The Dow Jones rallied last week, almost touching 8,600 on Wednesday evening

The markets really are feeling good about themselves at the moment. In Germany the ZEW confidence figures released last week showed a huge increase in confidence from German investors. The figure surprisingly came in at a three-year high. \


In the US the fall in the Volatility Index (VIX) is an indication that volatility is reducing; markets are still inching up but it really feels as if there will be some sharp moves soon. The VIX is just below its level on 12 September, the day before Lehman Brothers went to the wall.


If you like this type of indicator then perhaps you should look at the Credit Suisse Fear Barometer which is up just above 16 – interestingly, a level which over the past year has seen significant falls in equities very soon after it was broken. The important thing here is to try to feel the market's pulse and look at as much data as possible. One indicator alone will not do.


Equity markets were trading fairly strongly for the first couple of days last week, with the Dow Jones getting fairly close to 8,600 on Wednesday evening. However, when the US Federal Reserve published the minutes of its last FOMC meeting, markets quickly headed south.


For those who believe the worst is over, the minutes really didn't make for pleasant reading. They showed that policy-makers saw "significant downside risks" to the outlook for the economy and were not convinced the so-called stabilisation would persist. Fed members downgraded their outlooks on most economic indicators. They are predicting a more severe recession this year and don't expect as rapid a pick-up in 2010. They also mentioned that the global financial system was still "vulnerable to further shocks".


On Thursday morning the Standard & Poor's ratings agency announced it had downgraded the United Kingdom's outlook from stable to negative. This leaves Britain's AAA debt rating in a precarious position. If this happens the UK would join the likes of Greece, Spain, Portugal, and of course Ireland.


The reasons for the downgrade are very clear. Like the aforementioned scorned nations, the UK's dire exchequer balance is of significant concern to its creditors. The budget deficit is expected to reach £175bn this year, which is more than 12% of its forecasted GDP. This is likely to be a continuation of a trend in national downgrades which, not so long ago, very few would have contemplated.
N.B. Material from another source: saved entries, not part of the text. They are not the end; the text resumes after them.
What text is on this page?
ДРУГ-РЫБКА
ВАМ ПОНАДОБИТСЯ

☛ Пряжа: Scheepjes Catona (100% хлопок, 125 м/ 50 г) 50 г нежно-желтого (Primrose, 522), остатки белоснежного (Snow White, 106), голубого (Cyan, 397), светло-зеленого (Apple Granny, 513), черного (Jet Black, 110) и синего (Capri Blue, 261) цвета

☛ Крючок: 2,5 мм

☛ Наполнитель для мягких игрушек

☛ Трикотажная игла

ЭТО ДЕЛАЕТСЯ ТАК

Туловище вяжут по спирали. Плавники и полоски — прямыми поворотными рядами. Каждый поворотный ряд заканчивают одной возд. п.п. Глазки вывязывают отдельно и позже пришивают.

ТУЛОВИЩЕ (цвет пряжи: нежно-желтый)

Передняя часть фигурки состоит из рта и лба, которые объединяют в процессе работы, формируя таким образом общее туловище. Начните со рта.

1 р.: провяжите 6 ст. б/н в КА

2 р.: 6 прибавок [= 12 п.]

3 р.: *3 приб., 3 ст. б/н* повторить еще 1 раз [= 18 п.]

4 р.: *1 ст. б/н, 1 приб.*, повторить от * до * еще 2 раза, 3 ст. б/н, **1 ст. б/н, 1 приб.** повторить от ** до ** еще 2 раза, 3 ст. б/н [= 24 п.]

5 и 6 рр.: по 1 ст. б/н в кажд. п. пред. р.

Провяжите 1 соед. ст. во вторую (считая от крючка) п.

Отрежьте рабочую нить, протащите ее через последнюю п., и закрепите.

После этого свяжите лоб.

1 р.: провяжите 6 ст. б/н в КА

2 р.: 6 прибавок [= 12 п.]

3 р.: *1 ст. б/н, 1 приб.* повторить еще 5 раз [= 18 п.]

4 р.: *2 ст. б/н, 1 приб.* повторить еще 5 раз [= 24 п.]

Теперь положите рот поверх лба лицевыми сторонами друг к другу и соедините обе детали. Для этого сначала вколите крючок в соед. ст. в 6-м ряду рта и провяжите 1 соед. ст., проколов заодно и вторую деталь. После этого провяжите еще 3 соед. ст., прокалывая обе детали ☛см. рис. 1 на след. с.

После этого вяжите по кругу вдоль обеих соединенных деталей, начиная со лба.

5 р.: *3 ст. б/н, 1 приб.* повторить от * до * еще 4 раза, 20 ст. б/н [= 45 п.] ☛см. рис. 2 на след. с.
The market reacted sharply to the ratings announcement. We saw a massive 200-point tumble in the GBP/USD. It fell from $1.58 to $1.56 in the blink of an eye. The EUR/GBP moved with similar ferocity, shooting up more than 100 points back above the £0.88 level.


Dollar continues to take a beating


With last week's continued rise in economic optimism, the greenback took a bit of hammering as investors continued to move away from the supposed 'safe haven' currency. Tuesday's German ZEW confidence figure, which showed investor sentiment had risen to a staggering three-year high, was typical of the news flow early in the week.


At the time of writing EUR/USD is up around 2% for the week and importantly broke through the key resistance level $1.3740, which was the last peak in March.


Without wanting to sound like ECB president Jean-Claude Trichet, a weekly close above this level should be monitored very closely. If this does happen then there is room for a further move on the upside, with $1.40 being the next obvious target. This level should be hard to break through on its first attempt, but further attempts should see a move up to $1.4140 where a turnaround may be expected.


At current levels though going long EUR/USD is not great risk-reward, and from looking at the EUR/USD chart there tends to be a lot of erratic moves (in the short term) which makes life a little more difficult for a trader.


A 'safer' trade may be to look at EUR/GBP. Sterling has been on an incredible bull run of late, but it seems ready to take a bit of breather, especially after the S&P downgrade and persistent bearish IMF comments. The currency pair does tend to trade in a range, although it has been in a short-term downtrend of late. It now trades around £0.876, and it would be no surprise to see it back above £0.9 very quickly. A more patient trader would wait for an entry point around the £0.87 handle but then of course you risk missing the move.